Riester Rente im Test

Die Riester Rente im Test ist ein optimales Mittel, private Sparbeiträge anzulegen und dabei großzügig vom Staat unterstützt zu werden.


Die Riester Rente ist eine besondere Form der Altersvorsorge. Sie wurde nach dem ehemaligen Bundesminister für Arbeit und Sozialordnung Walter Riester benannt. Dieser hatte sich insbesondere dafür eingesetzt, dass die Bürger eine freiwillige, private Altersvorsorge betreiben, die vom Staat durch Zulagen gefördert werden. Eines der Instrumente, die er dazu einführte, war die sogenannte Riester Rente. Anlass für die Einführung der Riester Rente war im Jahre 2000/2001 die Reform der gesetzlichen Rentenversicherung. Bei dieser Reform wurde das idealtypische sozialversicherungspflichtige Nettorentenniveau von 70 Prozent auf 67 Prozent reduziert.
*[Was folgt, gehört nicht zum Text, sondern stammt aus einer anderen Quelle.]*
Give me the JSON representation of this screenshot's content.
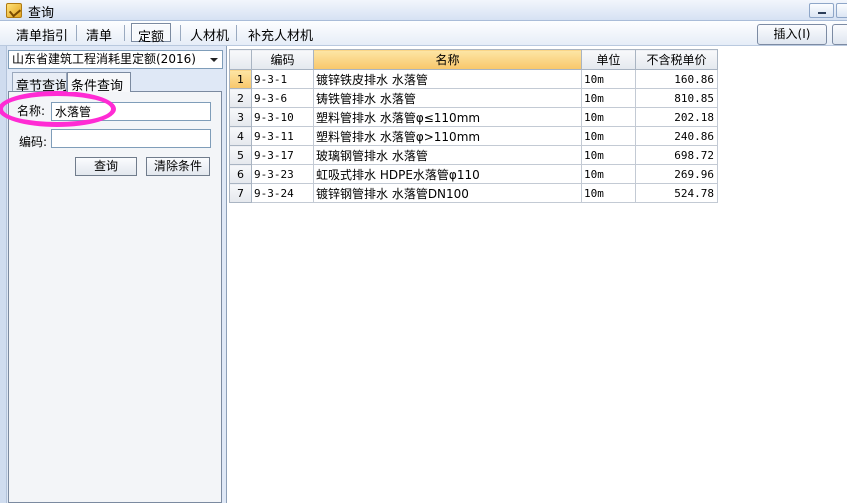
{
  "window": {
    "title": "查询"
  },
  "toolbar": {
    "tabs": [
      "清单指引",
      "清单",
      "定额",
      "人材机",
      "补充人材机"
    ],
    "active_tab": "定额",
    "insert_label": "插入(I)"
  },
  "left": {
    "quota_library": "山东省建筑工程消耗里定额(2016)",
    "tabs": [
      "章节查询",
      "条件查询"
    ],
    "active_tab": "条件查询",
    "name_label": "名称:",
    "name_value": "水落管",
    "code_label": "编码:",
    "code_value": "",
    "query_label": "查询",
    "clear_label": "清除条件"
  },
  "grid": {
    "columns": [
      "",
      "编码",
      "名称",
      "单位",
      "不含税单价"
    ],
    "selected_row": 1,
    "rows": [
      {
        "idx": "1",
        "code": "9-3-1",
        "name": "镀锌铁皮排水 水落管",
        "unit": "10m",
        "price": "160.86"
      },
      {
        "idx": "2",
        "code": "9-3-6",
        "name": "铸铁管排水 水落管",
        "unit": "10m",
        "price": "810.85"
      },
      {
        "idx": "3",
        "code": "9-3-10",
        "name": "塑料管排水 水落管φ≤110mm",
        "unit": "10m",
        "price": "202.18"
      },
      {
        "idx": "4",
        "code": "9-3-11",
        "name": "塑料管排水 水落管φ>110mm",
        "unit": "10m",
        "price": "240.86"
      },
      {
        "idx": "5",
        "code": "9-3-17",
        "name": "玻璃钢管排水 水落管",
        "unit": "10m",
        "price": "698.72"
      },
      {
        "idx": "6",
        "code": "9-3-23",
        "name": "虹吸式排水 HDPE水落管φ110",
        "unit": "10m",
        "price": "269.96"
      },
      {
        "idx": "7",
        "code": "9-3-24",
        "name": "镀锌钢管排水 水落管DN100",
        "unit": "10m",
        "price": "524.78"
      }
    ]
  },
  "colors": {
    "highlight_ring": "#ff2bd4",
    "selected_header": "#f8c66a"
  }
}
Um die dadurch entstandene Lücke auszugleichen, wurde von Walter Riester die Einführung der Riester Rente forciert und schließlich eingeführt.

Nutzen und Vergleich
Die Riester Rente ist ein optimales Mittel private Sparbeiträge anzulegen und dabei großzügig vom Staat unterstützt zu werden. Die Riester Rente im Test soll dem Leser helfen, die Vorteile und Besonderheiten der Riester Rente zu erkennen. Denn noch immer gibt es viele Vorbehalte und auch Unkenntnis über die Riester Rente. Oft genug weiß der Bürger nicht, welche Formen der Riester Rente existieren. Er weiß wenig über die tatsächlichen Möglichkeiten der Riester Rente.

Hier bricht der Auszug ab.